NACE Report 34101 – Refinery Injection and Process Mixing Points
NACE Report 34103 – Overview of Sulfidic Corrosion in Petroleum Refining

FAQs:

  1. What is the purpose of a Baseline ILI survey in the context of pipelines, and when is it typically conducted?

    A Baseline ILI survey is performed on pipelines prior to commissioning to establish the original condition of the line. It provides a “filter” for subsequent surveys to discriminate damage that has occurred during service. This survey is conducted to ensure the pipeline’s integrity and safety.

  2. What is Caustic Cracking, and where does it typically occur in piping and equipment?

    Caustic Cracking is a form of stress corrosion cracking that occurs in piping and equipment exposed to caustic, primarily adjacent to non-post weld heat-treated welds.
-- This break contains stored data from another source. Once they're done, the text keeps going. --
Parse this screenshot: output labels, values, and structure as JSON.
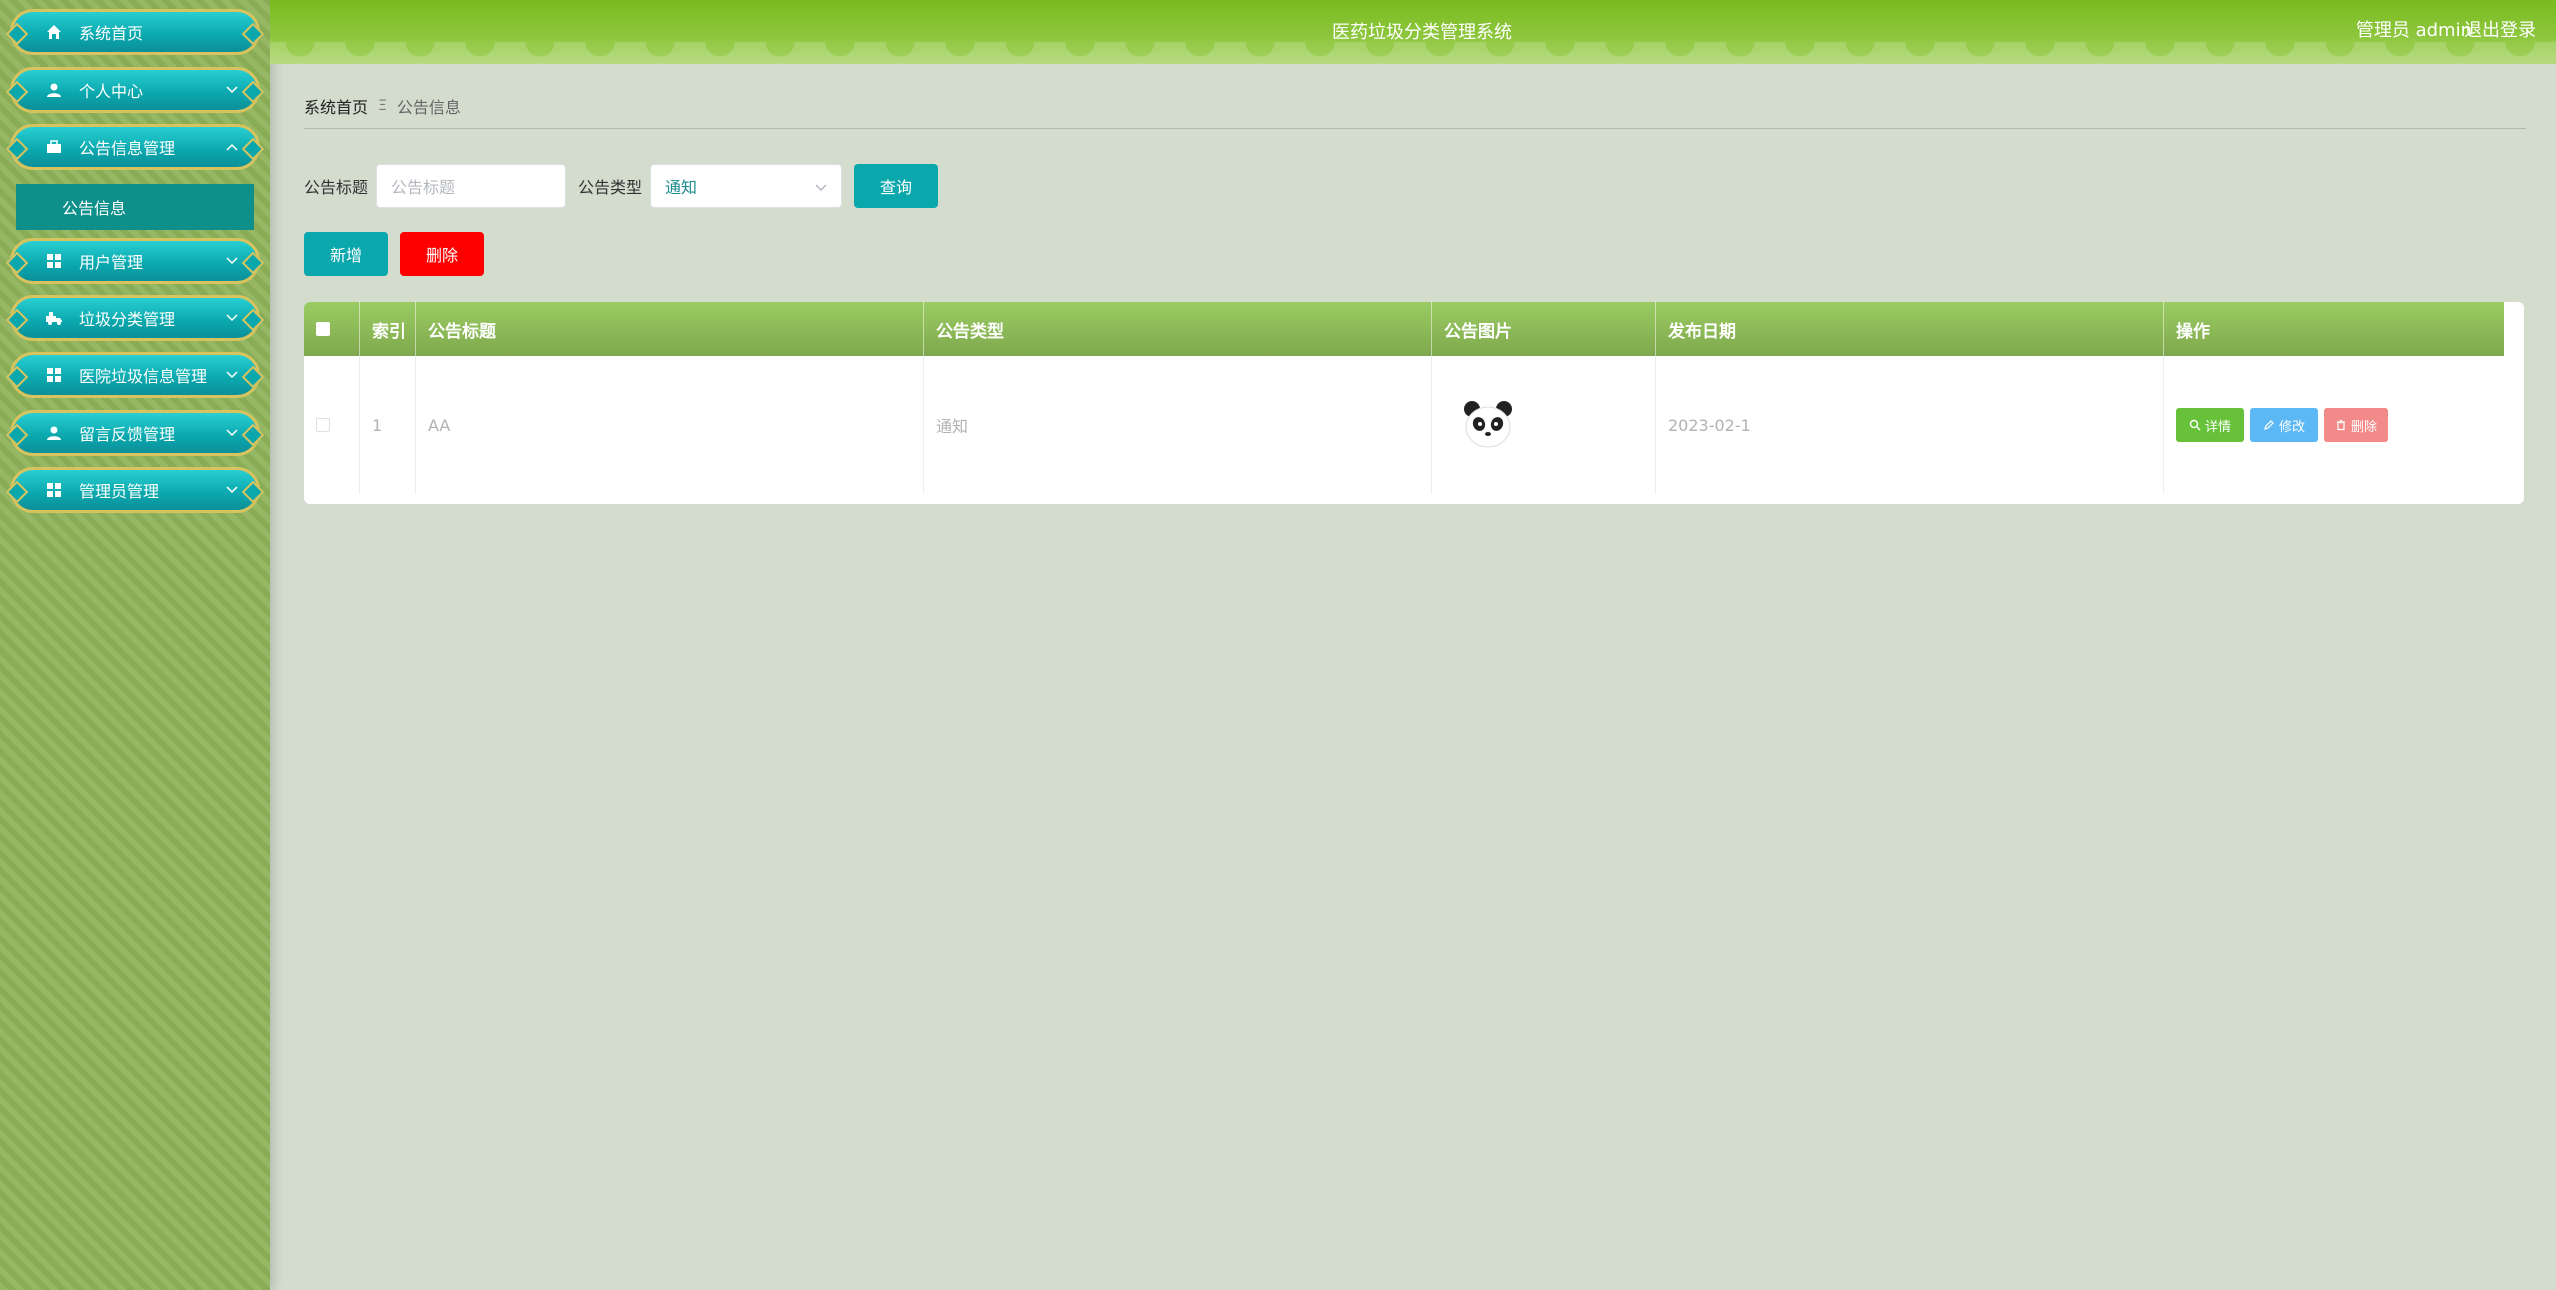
{
  "app": {
    "title": "医药垃圾分类管理系统",
    "user": "管理员 admin",
    "logout": "退出登录"
  },
  "sidebar": {
    "items": [
      {
        "label": "系统首页",
        "icon": "home-icon"
      },
      {
        "label": "个人中心",
        "icon": "person-icon"
      },
      {
        "label": "公告信息管理",
        "icon": "briefcase-icon"
      },
      {
        "label": "用户管理",
        "icon": "grid-icon"
      },
      {
        "label": "垃圾分类管理",
        "icon": "recycle-truck-icon"
      },
      {
        "label": "医院垃圾信息管理",
        "icon": "grid-icon"
      },
      {
        "label": "留言反馈管理",
        "icon": "person-icon"
      },
      {
        "label": "管理员管理",
        "icon": "grid-icon"
      }
    ],
    "submenu": {
      "label": "公告信息"
    }
  },
  "breadcrumb": {
    "home": "系统首页",
    "separator": "Ξ",
    "current": "公告信息"
  },
  "search": {
    "title_label": "公告标题",
    "title_placeholder": "公告标题",
    "type_label": "公告类型",
    "type_value": "通知",
    "query_button": "查询"
  },
  "actions": {
    "add": "新增",
    "delete": "删除"
  },
  "table": {
    "headers": [
      "索引",
      "公告标题",
      "公告类型",
      "公告图片",
      "发布日期",
      "操作"
    ],
    "rows": [
      {
        "index": "1",
        "title": "AA",
        "type": "通知",
        "image": "panda-icon",
        "date": "2023-02-1",
        "ops": {
          "detail": "详情",
          "edit": "修改",
          "delete": "删除"
        }
      }
    ]
  },
  "colors": {
    "header": "#8cc63c",
    "accent": "#0aa7ad",
    "danger": "#ff0000",
    "detail": "#67c23a",
    "edit": "#5bb8f5",
    "delete_soft": "#f28a8a"
  }
}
It’s important to identify and address this type of cracking to prevent failures.

  3. How is corrosion defined in the context of SAES-L-133, and what are some examples of corrosion mechanisms it encompasses?

    Corrosion, as defined in SAES-L-133, is the deterioration of a material, usually a metal, due to a reaction with its environment. It includes general and localized corrosion mechanisms, as well as environmental cracking mechanisms like stress corrosion cracking (SCC), sulfide stress cracking (SSC), hydrogen-induced cracking (HIC), and stress-oriented hydrogen-induced cracking (SOHIC).

  4. What is the significance of a corrosion-critical piping system, and how is it defined in SAES-L-133?

    Corrosion-critical piping systems are those whose failure could present a hazard to humans or the environment, or where such failure cannot be repaired without disrupting operation. Piping systems in hydrocarbon processing, flare, firewater service, and others are considered corrosion-critical. Additional systems may be defined as corrosion-critical by the operating organization with the concurrence of CSD/ME&CCD.

  5. Can you explain the concept of a Corrosion Loop as mentioned in the document?

    A Corrosion Loop refers to equipment and piping grouped together based on similarities in their process environment, material composition, and susceptibility to the same damage mechanisms. This grouping helps in managing and addressing corrosion-related issues efficiently within a facility.